Estaba bueno el mate, se iba armando la ronda. Darío no
hablaba, disfrutaba del momento, su sonrisa me calmaba. Se fijó en los
pantalones que llevaba Pablo, “Miren, cuero argentino… ¿qué mierda hacés acá,
Pablo?, tomando cafés gringos…”. “Ahora estoy tomando mate…, señor”. “¿Qué
escribías?”. “Un artículo para página 12”. Darío se quedó pensando un momento.
“Perfecto, ponete a escribir sobre lo que
está pasando acá. Tenés la primicia”. “¿Ahora?”, preguntó Pablo. “Si,
ahora; haceme quedar bien”, dijo Darío. Me llegó el mate, estaba rico. “La vida
es injusta a veces…”, dijo resignado, “Nos matamos como moscas por un café
aguado, horrible; miren ese pobre tipo”, mientras señalaba a Mariano, el
empleado que había muerto primero. “Quizá, era su primer día de trabajo y tuvo
que morirse por esta mierda…, de todas maneras era necesario, así como va a ser
necesario que yo muera, justo o no, así va a ser”, Pablo escribía a toda
velocidad. “Después que tome este último amargo, voy a salir con las manos en
alto. La policía me va a esperar a que llegue a una buena distancia, va a tapar
las cámaras y me va a cagar a tiros. Van a desquitarse, se van a sacar las
ganas, las broncas, las frustraciones que sin darse cuenta les genera este puto
café latte… Imagínense, un producto yanqui con nombre italiano. ¿Qué carajo de
mezcla es esa?...; pero ellos no saben, no se dan cuenta. Piensan que el malo
soy yo. El pibe ese, Mariano, se salvó. Yo lo salvé. Era la misión, mi
objetivo, también a ustedes los voy a salvar, pero para eso tengo que
sacrificarme porque sino el mundo se derrumba, se viene a pique, ¿me entendés?…

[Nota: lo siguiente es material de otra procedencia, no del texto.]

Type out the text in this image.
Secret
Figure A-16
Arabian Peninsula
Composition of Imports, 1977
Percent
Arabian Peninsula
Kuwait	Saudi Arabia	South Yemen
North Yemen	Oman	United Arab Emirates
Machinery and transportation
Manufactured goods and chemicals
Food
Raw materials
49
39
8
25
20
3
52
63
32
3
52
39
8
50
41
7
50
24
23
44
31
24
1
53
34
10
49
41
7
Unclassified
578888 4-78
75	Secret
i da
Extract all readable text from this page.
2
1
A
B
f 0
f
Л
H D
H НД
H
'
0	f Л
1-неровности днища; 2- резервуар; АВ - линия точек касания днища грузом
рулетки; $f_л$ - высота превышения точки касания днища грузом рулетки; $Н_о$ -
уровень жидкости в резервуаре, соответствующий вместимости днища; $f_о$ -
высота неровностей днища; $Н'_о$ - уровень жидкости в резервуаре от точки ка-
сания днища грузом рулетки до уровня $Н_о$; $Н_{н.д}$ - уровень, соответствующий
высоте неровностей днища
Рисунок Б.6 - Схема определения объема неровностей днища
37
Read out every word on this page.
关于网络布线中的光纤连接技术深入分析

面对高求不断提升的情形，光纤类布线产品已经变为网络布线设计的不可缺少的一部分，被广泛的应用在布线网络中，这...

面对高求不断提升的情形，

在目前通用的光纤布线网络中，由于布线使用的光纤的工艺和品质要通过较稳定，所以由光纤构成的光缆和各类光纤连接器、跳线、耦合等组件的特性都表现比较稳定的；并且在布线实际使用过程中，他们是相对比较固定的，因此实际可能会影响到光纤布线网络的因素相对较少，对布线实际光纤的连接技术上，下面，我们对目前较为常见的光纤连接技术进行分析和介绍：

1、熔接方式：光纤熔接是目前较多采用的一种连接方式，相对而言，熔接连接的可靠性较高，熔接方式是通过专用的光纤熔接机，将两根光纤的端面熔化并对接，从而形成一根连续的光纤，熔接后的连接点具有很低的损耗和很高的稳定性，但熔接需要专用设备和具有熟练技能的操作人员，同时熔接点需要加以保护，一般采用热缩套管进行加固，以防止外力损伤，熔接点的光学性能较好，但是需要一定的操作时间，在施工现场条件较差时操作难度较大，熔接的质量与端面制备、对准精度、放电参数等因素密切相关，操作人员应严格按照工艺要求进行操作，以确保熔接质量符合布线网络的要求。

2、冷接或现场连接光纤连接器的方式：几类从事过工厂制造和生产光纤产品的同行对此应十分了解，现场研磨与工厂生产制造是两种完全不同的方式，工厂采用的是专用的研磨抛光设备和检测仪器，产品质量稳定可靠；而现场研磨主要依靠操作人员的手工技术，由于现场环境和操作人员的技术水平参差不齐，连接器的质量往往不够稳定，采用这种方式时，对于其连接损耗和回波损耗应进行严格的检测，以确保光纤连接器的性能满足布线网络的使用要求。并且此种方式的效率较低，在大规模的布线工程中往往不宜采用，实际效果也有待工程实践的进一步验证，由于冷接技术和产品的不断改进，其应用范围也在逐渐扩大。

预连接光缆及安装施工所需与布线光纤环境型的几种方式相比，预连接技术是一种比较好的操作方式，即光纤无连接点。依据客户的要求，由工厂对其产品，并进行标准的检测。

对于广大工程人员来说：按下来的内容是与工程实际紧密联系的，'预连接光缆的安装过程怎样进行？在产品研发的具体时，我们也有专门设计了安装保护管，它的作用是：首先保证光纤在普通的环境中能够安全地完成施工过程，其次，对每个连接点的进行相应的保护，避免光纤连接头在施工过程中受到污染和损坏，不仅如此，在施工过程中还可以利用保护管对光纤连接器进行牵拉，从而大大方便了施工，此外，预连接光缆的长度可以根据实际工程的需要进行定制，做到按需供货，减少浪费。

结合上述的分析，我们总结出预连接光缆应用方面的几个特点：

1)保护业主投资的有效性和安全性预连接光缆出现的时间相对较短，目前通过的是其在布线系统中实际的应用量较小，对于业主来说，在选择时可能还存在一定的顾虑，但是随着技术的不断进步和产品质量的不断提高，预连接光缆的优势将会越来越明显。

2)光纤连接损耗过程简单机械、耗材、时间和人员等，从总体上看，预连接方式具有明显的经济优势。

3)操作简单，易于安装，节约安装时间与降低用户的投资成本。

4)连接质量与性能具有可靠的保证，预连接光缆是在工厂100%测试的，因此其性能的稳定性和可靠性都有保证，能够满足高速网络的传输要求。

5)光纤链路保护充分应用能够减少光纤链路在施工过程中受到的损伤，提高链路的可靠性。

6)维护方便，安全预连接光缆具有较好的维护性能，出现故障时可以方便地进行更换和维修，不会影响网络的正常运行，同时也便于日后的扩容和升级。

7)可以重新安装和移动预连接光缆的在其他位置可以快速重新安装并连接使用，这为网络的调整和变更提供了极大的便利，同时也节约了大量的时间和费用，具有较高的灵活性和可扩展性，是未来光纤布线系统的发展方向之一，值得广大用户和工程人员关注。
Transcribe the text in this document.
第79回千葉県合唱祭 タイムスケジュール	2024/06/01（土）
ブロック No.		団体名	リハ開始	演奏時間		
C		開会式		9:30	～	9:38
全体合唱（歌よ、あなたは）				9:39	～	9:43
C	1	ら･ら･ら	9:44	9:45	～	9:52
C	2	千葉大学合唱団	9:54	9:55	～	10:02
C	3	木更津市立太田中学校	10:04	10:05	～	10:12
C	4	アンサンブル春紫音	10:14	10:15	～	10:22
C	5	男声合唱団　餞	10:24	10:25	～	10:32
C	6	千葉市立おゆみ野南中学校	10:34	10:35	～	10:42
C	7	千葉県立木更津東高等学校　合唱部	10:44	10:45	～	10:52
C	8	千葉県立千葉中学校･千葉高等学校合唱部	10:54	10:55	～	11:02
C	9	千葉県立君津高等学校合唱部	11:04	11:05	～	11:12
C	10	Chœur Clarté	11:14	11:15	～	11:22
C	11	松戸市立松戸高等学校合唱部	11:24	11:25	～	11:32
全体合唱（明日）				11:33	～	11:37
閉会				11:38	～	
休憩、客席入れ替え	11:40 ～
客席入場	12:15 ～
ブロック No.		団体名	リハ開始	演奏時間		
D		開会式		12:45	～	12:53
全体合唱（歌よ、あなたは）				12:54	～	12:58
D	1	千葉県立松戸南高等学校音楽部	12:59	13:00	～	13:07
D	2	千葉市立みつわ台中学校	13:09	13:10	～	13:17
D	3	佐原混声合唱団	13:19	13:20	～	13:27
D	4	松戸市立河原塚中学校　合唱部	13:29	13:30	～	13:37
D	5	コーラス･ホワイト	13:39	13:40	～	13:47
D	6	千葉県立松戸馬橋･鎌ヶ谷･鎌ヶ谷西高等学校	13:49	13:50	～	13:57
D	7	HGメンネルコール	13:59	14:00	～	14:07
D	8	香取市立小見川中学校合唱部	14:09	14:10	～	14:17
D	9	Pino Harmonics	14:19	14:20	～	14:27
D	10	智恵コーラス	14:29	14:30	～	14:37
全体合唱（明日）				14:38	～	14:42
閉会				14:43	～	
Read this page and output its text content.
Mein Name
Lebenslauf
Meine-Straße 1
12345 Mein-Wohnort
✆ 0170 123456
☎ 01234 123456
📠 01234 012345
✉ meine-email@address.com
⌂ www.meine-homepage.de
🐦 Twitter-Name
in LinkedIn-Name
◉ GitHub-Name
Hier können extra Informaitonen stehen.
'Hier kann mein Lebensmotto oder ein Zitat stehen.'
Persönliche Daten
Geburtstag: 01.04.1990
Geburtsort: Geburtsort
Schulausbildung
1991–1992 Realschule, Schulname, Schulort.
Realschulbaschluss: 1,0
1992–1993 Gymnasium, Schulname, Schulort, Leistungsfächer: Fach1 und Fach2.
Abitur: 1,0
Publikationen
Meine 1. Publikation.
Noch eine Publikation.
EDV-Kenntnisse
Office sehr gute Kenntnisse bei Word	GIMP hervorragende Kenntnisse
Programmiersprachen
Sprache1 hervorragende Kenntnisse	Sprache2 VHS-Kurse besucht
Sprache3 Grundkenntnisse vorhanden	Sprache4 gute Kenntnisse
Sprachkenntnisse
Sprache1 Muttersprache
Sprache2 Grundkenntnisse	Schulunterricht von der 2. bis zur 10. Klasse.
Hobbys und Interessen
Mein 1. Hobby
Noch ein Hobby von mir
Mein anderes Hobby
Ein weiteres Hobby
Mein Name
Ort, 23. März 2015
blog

y todo por este vasito de papel con agua sucia… Espresso”. Darío bajó la
mirada, se incorporó, se sacó la camisa, abajo llevaba una remera con la cara
del “Che”, se fijó en lo que estaba escribiendo Pablo y se rio. Vimos cómo se
iba con las manos en alto. Afuera lo esperaba la policía y la gente agolpada
contra las vallas. Habían tres patrulleros más. El televisor estaba prendido en
el canal de Crónica, las cámaras tomaban la esquina del Starbucks y se veía a
un hombre atravesando la puerta del local, llevaba las manos en alto; de
repente se armó un disturbio y un grupo de personas se puso delante de las
cámaras, se empujaban tapando todo lo que se pudiera ver, la imagen se sacudía.
En medio de los disparos apareció la tanda publicitaria. Pasaban un anuncio de
la feria en la rural, lo que mostraban era confuso, una oveja estaba pariendo
tres corderitos color café, como en el campo, lejos de la ciudad.